Cardinal Timothy Dolan issued a statement calling the attacks "unspeakable and horrific crimes."
"I join with our Holy Father and with the United States Conference of Catholic Bishops in condemning these brutal acts of terrorism, and praying for those who were killed and injured, along with their families and loved ones."
As WCBS 880's Sophia Hall reported, on both sides of the street near the French Consulate, an outpouring of grief can be seen as dozens of flowers, candles and long hand written notes were placed on the ground.
"It just hurts your heart. It just breaks your heart and we hold them in our hearts," said one Upper East Side woman.
One resident said her heart hurts, especially since she lived in Paris for many years and has many friends there.
"So I wanted to come by the French house, just wanted to see the tributes," she said.
PHOTOS: France, World Mourn Deadly Paris Terror Attacks
On Friday night, French exchange students gathered in Union Square for a candlelight vigil.
In Carroll Gardens, also known as little Paris, hearts are broken.
"I'm scared because we have family in France and the face of the world is changing today," said Jean-Jacques Bernat.
Bernat and his wife Leslie moved from France 19 years ago, they now own a French bistro where they've been watching the news from their home country on TV.
Customers also gathered at the bistro to watch the French soccer match where an explosion could be heard Friday night.
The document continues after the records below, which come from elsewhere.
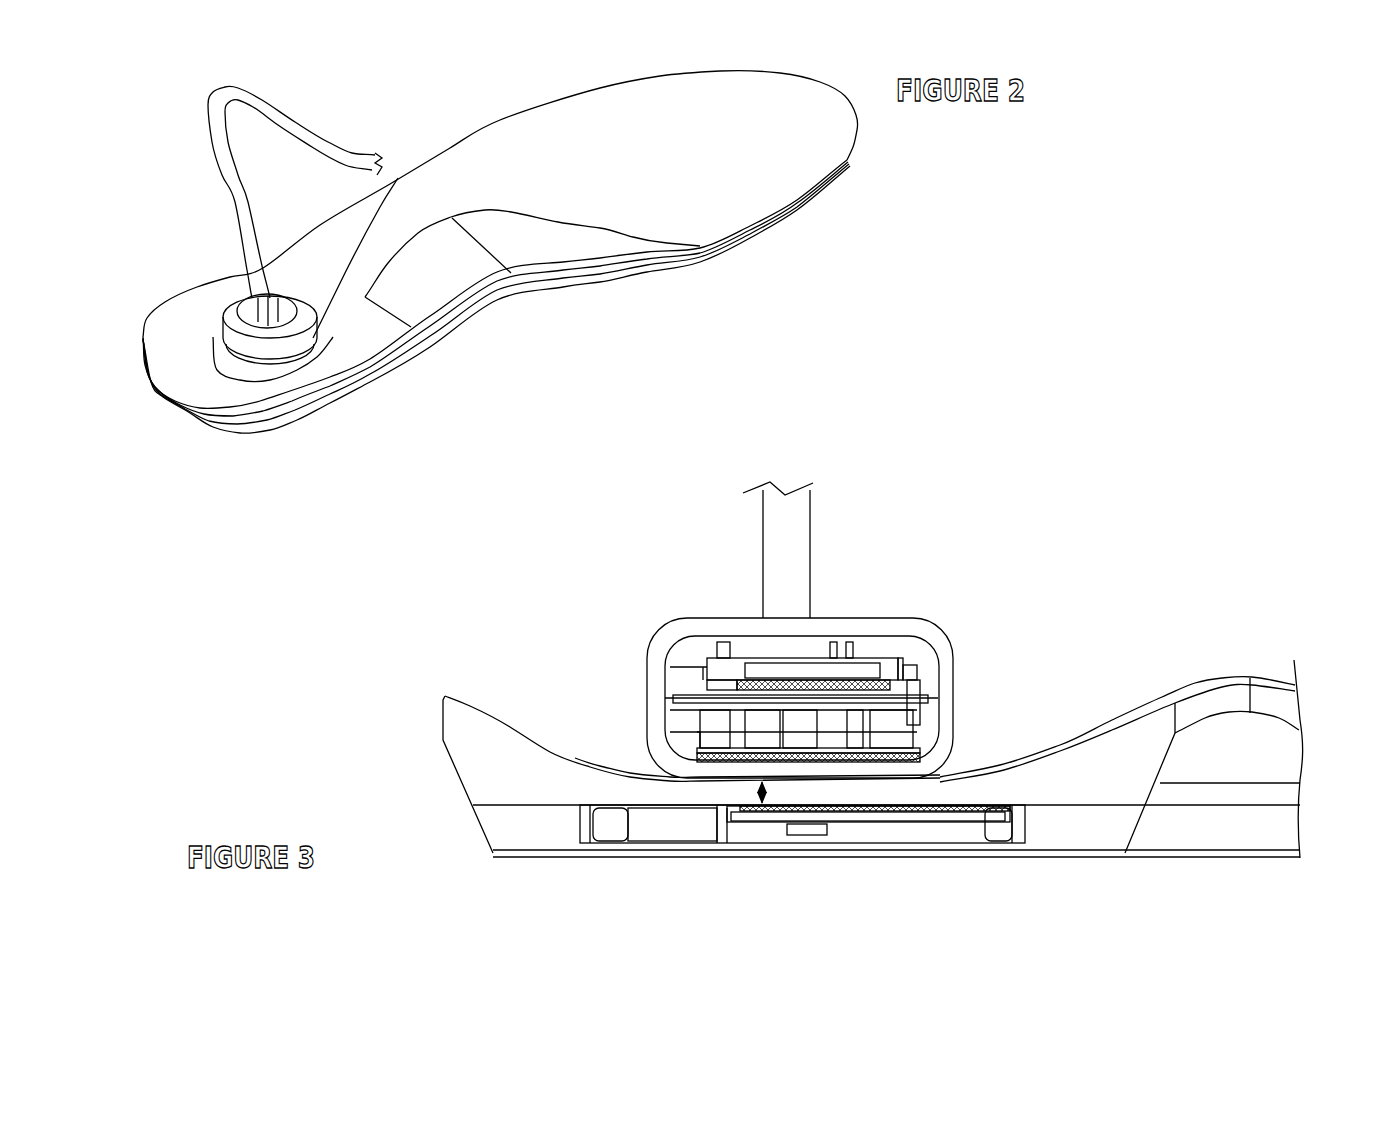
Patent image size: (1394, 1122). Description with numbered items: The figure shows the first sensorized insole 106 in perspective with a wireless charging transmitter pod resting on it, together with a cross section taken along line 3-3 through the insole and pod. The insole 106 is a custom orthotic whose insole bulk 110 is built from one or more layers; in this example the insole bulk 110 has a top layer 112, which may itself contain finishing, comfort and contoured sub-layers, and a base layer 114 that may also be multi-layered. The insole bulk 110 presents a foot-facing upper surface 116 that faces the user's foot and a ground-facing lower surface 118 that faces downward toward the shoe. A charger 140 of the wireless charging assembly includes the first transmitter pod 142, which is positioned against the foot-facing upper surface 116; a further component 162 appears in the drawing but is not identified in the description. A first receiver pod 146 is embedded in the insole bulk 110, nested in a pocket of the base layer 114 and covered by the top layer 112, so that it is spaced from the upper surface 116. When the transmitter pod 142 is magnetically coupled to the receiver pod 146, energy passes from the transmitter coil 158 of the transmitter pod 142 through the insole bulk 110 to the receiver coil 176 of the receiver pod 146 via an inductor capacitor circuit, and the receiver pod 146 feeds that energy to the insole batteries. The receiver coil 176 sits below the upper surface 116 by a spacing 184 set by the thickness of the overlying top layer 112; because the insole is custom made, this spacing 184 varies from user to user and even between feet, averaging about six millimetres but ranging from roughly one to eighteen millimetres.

In FIG. 2, the first sensorized insole 106 is at (520, 108).
In FIG. 3, the first sensorized insole 106 is at (1108, 716).
In FIG. 2, the insole bulk 110 is at (513, 295).
In FIG. 3, the insole bulk 110 is at (1234, 738).
In FIG. 2, the top layer 112 is at (180, 400).
In FIG. 3, the top layer 112 is at (455, 752).
In FIG. 2, the base layer 114 is at (292, 420).
In FIG. 3, the base layer 114 is at (500, 822).
In FIG. 2, the foot-facing upper surface 116 is at (663, 117).
In FIG. 3, the foot-facing upper surface 116 is at (550, 755).
In FIG. 3, the ground-facing lower surface 118 is at (535, 855).
In FIG. 2, the charger 140 is at (212, 92).
In FIG. 3, the charger 140 is at (787, 513).
In FIG. 2, the first transmitter pod 142 is at (228, 305).
In FIG. 3, the first transmitter pod 142 is at (668, 618).
In FIG. 3, the first receiver pod 146 is at (970, 837).
In FIG. 3, the transmitter coil 158 is at (890, 787).
In FIG. 2, the cable conductor 162 is at (338, 155).
In FIG. 3, the cable conductor 162 is at (793, 552).
In FIG. 3, the receiver coil 176 is at (860, 823).
In FIG. 3, the spacing 184 is at (760, 790).
In FIG. 2, the section line 3 is at (127, 183).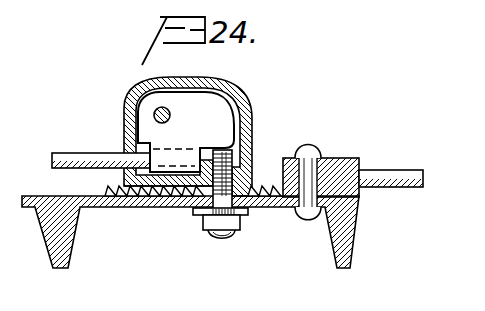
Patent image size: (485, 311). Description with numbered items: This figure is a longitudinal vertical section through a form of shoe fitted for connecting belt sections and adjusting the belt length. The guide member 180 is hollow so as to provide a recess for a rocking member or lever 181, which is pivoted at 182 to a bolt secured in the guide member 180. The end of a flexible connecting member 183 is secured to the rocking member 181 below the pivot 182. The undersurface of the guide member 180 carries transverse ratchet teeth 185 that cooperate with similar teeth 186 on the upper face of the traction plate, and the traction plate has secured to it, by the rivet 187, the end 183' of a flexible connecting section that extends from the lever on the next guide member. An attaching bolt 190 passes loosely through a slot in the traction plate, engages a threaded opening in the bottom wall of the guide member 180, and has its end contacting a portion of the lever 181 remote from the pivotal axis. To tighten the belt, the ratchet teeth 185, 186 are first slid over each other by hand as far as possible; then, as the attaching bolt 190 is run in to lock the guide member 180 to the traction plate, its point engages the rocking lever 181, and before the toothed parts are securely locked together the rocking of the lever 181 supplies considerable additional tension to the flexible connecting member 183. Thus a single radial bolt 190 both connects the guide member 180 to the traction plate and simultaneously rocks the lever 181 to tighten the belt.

The guide member 180 is at (244, 102).
The rocking member or lever 181 is at (200, 108).
The pivot 182 is at (154, 112).
The flexible connecting member 183 is at (100, 146).
The end of flexible connecting section 183' is at (392, 163).
The transverse ratchet teeth 185 is at (127, 183).
The teeth 186 is at (108, 190).
The rivet 187 is at (312, 157).
The attaching bolt 190 is at (221, 207).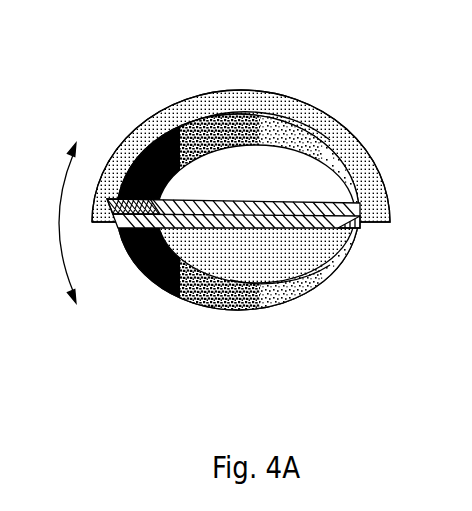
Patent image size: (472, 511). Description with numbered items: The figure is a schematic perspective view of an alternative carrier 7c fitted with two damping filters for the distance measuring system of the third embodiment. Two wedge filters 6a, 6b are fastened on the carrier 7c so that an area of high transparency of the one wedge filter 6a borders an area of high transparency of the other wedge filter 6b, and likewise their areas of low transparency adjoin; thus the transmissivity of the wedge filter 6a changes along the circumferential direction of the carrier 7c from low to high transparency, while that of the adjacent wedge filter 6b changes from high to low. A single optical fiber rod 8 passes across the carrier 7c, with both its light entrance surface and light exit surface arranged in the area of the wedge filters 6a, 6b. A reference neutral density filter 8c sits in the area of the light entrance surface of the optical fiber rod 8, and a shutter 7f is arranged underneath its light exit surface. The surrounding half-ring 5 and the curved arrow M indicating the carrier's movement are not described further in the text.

The housing / outer dotted section 5 is at (223, 100).
The wedge filter 6a is at (243, 306).
The wedge filter 6b is at (278, 133).
The carrier 7c is at (270, 250).
The shutter 7f is at (359, 231).
The optical fiber rod 8 is at (231, 203).
The reference neutral density filter 8c is at (120, 200).
The motion direction arrow M is at (55, 223).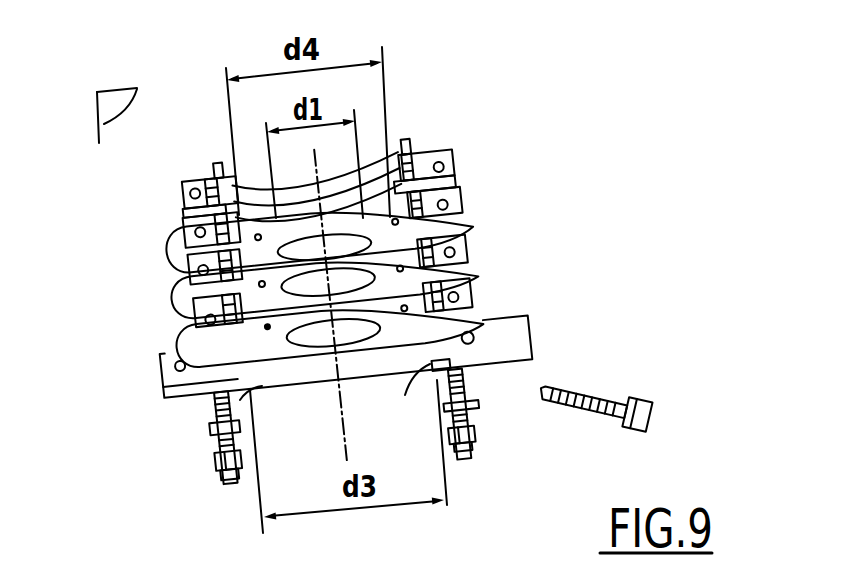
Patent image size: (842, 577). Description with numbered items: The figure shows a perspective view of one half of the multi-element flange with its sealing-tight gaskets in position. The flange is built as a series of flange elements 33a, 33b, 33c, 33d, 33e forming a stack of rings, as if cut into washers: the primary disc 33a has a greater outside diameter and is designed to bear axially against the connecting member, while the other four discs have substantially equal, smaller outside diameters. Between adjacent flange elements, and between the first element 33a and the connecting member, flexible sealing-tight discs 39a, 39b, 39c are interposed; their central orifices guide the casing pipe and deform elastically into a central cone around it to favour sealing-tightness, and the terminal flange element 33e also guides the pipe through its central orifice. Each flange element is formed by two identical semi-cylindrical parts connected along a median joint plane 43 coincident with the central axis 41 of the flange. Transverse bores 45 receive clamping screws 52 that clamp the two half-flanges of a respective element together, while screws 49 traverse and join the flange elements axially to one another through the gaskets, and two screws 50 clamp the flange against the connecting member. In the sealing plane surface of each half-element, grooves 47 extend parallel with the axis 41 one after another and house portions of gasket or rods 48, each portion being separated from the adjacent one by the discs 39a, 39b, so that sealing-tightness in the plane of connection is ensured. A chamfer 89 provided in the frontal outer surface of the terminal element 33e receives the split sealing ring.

The primary disc 33a is at (524, 330).
The flange element 33b is at (480, 290).
The flange element 33c is at (478, 243).
The flange element 33d is at (192, 232).
The terminal flange element 33e is at (456, 161).
The sealing-tight disc 39a is at (478, 203).
The sealing-tight disc 39b is at (482, 270).
The sealing-tight disc 39c is at (500, 310).
The central axis 41 is at (334, 440).
The median joint plane 43 is at (122, 115).
The transverse bores 45 is at (472, 346).
The grooves 47 is at (438, 156).
The gasket portions or rods 48 is at (229, 178).
The screws 49 is at (413, 373).
The clamping screws 50 is at (225, 475).
The clamping screws 52 is at (612, 392).
The chamfer 89 is at (381, 163).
"We are very sad, very sad, and very angry. And I feel for these families and all the lost ones," said Leslie Bernat.
The NYPD is also watching the neighborhood closely, Gold reported. A gesture that is making the community feel more comfortable during this time of uncertainty.
The United States and countries around the world are showing solidarity with France following the attacks, including New York City where the World Trade Center spire was lit in the colors of the French flag Friday night.
Social media is awash with public buildings around the world lit up in the French colors of blue, red, and white. Among those were the Sydney Opera House in Australia and the Christ the Redeemer statue in Brazil.
London's Tower Bridge will be illuminated in the colors of France's flag Saturday night.
At least 129 people were killed in the attacks on Paris Friday night. A U.S. law enforcement official confirmed at least one American is among the dead.